Our Opinion: The 'Trump effect' is creating new citizens
Donald Trump's march to the Republican presidential nomination is triggering another march — that of immigrants applying for United States citizenship.
Nationwide, applications for citizenship rose in January through March by 34 percent over the prior quarter, and Massachusetts reported a 30 percent increase within the same period. According to The Boston Globe, immigrants and organizations that assist immigrants attribute this surge to a "Trump effect," as immigrants are pursuing citizenship so they can vote against the presumptive Republican nominee and/or to avoid being deported should he be elected president.
This is certainly no surprise, as Mr. Trump has slandered Latinos and threatened to ban Muslims from entering the country. Genuine solutions for illegal immigration have been blocked by immigrant-bashing congressional Republicans, and Mr. Trump has stoked irrational fears by falsely claiming that immigrants are "pouring over" our southern border. That flow has slowed dramatically since President Obama succeeded President George W. Bush.
Bringing immigrants out of the shadows as new citizens has tangible benefits for America, most notably by assuring that they will pay taxes.
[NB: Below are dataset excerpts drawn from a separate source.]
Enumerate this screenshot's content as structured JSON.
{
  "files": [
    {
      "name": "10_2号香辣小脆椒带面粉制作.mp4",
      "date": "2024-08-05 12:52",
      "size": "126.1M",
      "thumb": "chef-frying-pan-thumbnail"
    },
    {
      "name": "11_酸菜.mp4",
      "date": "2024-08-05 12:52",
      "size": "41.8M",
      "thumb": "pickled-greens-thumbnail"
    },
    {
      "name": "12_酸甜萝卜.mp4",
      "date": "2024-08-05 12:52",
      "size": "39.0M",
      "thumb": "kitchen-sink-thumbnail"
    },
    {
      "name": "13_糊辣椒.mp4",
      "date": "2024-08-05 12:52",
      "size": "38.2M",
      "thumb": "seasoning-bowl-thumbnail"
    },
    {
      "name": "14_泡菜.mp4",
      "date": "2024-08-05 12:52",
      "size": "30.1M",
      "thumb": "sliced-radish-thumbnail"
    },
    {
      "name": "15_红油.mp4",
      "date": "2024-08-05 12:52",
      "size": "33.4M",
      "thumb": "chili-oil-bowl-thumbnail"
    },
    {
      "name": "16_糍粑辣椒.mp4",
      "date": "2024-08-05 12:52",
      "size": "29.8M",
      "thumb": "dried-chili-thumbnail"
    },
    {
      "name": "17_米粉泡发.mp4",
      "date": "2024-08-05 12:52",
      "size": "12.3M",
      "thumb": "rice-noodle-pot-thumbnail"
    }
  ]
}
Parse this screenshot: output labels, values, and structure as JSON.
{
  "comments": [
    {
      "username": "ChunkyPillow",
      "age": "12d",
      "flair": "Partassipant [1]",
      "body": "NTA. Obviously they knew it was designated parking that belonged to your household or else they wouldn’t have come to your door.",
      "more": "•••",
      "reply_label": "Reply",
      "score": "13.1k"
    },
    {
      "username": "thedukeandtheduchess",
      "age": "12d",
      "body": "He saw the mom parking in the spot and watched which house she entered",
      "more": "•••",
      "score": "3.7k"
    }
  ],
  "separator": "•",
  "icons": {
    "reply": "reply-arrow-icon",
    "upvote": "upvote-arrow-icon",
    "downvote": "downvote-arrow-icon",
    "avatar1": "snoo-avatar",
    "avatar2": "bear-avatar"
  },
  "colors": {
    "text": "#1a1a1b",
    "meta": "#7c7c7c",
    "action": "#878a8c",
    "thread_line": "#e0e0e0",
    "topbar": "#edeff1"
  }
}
The immigrants in turn receive the protections guaranteed under U.S. law and their children will be guaranteed a quality education.
Many immigrants find the requirements for citizenship — such as passage of a test on their English skills and knowledge of U.S. government and history — to be daunting and have been reluctant to make the effort. However, there are many organizations available to help, such as the Berkshire Immigrant Center located at 88 South Street in Pittsfield.
Immigration advocates believe that this surge of immigrants seeking citizenship may result in as many as 1 million new registered voters this November. Plainly that was not Mr. Trump's intent, but in his perverse way he is helping strengthen our democracy.